MAURICIO VICENT - La Habana - 24/03/2007
Las relaciones entre Cuba y Suecia atraviesan un nuevo momento delicado.
En esta ocasión, las tensiones diplomáticas alcanzan la categoría de
gresca tropical, con floridos cruces de acusaciones por lo que unos y
otros consideran violaciones de derechos humanos y denuncias públicas de
que La Habana ha abierto en repetidas ocasiones la correspondencia
diplomática de Estocolmo. Hasta los vikingos y sus "patrones raciales"

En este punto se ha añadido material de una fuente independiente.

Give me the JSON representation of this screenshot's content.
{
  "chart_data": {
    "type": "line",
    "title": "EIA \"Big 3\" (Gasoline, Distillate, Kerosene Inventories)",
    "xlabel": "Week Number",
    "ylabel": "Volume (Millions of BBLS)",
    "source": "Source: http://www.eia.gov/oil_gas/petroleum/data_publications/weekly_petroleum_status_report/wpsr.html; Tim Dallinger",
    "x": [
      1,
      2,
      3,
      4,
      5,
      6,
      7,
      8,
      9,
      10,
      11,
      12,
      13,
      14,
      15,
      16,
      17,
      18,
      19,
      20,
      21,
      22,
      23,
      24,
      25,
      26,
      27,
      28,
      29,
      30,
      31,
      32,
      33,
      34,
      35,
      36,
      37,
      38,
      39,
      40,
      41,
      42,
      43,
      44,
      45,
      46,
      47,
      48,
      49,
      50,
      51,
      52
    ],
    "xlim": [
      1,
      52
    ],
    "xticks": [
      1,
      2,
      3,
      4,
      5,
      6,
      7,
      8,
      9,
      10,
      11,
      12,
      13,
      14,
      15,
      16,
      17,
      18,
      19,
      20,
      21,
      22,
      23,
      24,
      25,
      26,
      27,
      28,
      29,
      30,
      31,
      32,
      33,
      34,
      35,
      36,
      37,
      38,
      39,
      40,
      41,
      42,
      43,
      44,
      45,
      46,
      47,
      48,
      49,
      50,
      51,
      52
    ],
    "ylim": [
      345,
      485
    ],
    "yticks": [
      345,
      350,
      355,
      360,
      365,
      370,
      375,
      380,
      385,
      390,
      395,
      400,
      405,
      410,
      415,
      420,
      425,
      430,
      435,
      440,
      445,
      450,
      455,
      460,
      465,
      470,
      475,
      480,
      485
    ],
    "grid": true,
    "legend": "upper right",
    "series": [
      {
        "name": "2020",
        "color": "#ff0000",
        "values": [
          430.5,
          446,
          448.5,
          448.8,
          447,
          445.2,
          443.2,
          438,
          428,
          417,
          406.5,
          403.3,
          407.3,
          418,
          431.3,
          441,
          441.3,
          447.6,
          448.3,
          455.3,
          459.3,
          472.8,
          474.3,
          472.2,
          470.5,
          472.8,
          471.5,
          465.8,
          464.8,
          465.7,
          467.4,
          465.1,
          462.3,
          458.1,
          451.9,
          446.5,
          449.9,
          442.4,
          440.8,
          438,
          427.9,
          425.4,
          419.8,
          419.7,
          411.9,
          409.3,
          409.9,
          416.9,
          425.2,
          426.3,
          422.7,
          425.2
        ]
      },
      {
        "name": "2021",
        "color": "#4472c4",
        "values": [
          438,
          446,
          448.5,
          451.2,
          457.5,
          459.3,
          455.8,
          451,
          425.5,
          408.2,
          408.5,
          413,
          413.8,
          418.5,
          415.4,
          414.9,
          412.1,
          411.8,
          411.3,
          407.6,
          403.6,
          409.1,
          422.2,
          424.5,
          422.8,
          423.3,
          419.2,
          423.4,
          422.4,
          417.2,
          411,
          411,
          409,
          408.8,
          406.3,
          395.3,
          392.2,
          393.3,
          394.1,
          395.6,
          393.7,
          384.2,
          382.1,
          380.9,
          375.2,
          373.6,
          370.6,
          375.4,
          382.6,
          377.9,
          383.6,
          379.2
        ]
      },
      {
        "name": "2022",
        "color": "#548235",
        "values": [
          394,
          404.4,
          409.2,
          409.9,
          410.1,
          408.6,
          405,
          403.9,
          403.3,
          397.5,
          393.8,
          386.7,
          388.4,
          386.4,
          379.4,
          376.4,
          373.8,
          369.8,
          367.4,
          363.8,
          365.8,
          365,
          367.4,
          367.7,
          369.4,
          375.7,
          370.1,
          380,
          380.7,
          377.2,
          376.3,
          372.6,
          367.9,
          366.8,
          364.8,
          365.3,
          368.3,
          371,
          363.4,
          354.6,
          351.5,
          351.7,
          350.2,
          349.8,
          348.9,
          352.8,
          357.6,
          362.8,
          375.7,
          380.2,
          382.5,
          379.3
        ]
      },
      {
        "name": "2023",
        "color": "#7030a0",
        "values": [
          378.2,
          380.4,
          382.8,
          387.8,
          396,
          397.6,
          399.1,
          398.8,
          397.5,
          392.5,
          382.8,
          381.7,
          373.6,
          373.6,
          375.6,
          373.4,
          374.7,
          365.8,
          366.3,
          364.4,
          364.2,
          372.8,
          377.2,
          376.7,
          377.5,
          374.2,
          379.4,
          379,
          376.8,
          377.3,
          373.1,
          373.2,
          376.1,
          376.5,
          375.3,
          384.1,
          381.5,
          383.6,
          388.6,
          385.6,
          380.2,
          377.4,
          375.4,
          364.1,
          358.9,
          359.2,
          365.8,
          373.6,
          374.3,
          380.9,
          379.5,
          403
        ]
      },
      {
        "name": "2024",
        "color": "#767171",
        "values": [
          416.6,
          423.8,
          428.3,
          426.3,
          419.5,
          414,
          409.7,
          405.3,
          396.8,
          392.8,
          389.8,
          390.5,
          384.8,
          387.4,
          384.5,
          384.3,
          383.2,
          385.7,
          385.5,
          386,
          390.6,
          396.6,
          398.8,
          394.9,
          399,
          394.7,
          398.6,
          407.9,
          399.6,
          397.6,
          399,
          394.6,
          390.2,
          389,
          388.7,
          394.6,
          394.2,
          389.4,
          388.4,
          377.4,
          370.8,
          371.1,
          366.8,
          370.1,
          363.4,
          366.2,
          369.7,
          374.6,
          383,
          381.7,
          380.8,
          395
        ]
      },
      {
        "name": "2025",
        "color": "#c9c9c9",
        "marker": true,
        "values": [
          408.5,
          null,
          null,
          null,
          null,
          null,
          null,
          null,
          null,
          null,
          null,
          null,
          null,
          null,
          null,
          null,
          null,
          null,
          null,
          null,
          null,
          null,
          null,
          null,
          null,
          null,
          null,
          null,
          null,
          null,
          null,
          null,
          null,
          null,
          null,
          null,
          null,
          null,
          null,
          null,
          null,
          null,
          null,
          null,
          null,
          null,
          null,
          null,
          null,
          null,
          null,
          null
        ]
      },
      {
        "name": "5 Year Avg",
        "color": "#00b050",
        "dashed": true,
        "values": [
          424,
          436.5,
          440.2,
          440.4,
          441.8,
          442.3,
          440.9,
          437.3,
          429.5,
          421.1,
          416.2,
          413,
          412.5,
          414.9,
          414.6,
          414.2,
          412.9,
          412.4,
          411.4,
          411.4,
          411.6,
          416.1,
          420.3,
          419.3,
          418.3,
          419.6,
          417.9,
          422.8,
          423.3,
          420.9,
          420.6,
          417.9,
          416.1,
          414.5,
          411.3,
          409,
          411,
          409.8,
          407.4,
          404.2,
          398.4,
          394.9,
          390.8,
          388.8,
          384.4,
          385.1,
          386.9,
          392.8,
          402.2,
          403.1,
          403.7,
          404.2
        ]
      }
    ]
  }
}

han subido a escena en el rifirrafe.
La trifulca es la comidilla en las recepciones y jardines diplomáticos
de La Habana, si bien tanto en la Cancillería cubana como en la Embajada
sueca nadie contesta. Todo empezó hace 10 días durante una sesión del
Consejo de Derechos Humanos, en Ginebra, cuando el ministro de
Exteriores de Suecia, Carl Bildt, acusó a las autoridades de la isla de
no respetar los derechos humanos.
La respuesta del representante cubano, Juan Antonio Fernández Palacios,
fue inmediata y airada. Al hacer uso de la palabra, afirmó que Bildt
actuaba con "hipocresía" al criticar a Cuba omitiendo cualquier
referencia a la situación de la base estadounidense de Guantánamo, y
hasta aseguró el embajador que el discurso del canciller recordaba a la
Suecia imperialista. "En Cuba no se persigue a los inmigrantes ni se
intenta hacer una limpieza étnica para retener en el país a aquellos que
respondan a los patrones raciales de los conquistadores vikingos".
Libertad de expresión
La cosa no quedó en un simple desencuentro de salón, muy frecuente en
Ginebra. "Los días de los vikingos han quedado atrás. Eso fue hace unos
1.000 años", replicó posteriormente Bildt a la BBC, tras señalar que
Suecia "es uno de los países más abiertos de Europa" en temas de
inmigración. Añadió que en su país viven personas de todo el mundo,
"incluyendo a refugiados cubanos, donde tienen la libertad de expresión
que se les niega en su propio país".
El ministro sueco denunció además que su Embajada en Cuba tenía
constancia de que las autoridades están abriendo su correo diplomático,
"una señal muy perturbadora (...) una ofensa muy grave a las reglas de
comportamiento internacional". El jueves, la Cancillería sueca protestó
por el supuesto caso de violación de su valija diplomática y anunció que
convocaría al embajador cubano en Estocolmo, Jorge D. Payret Zubiaur.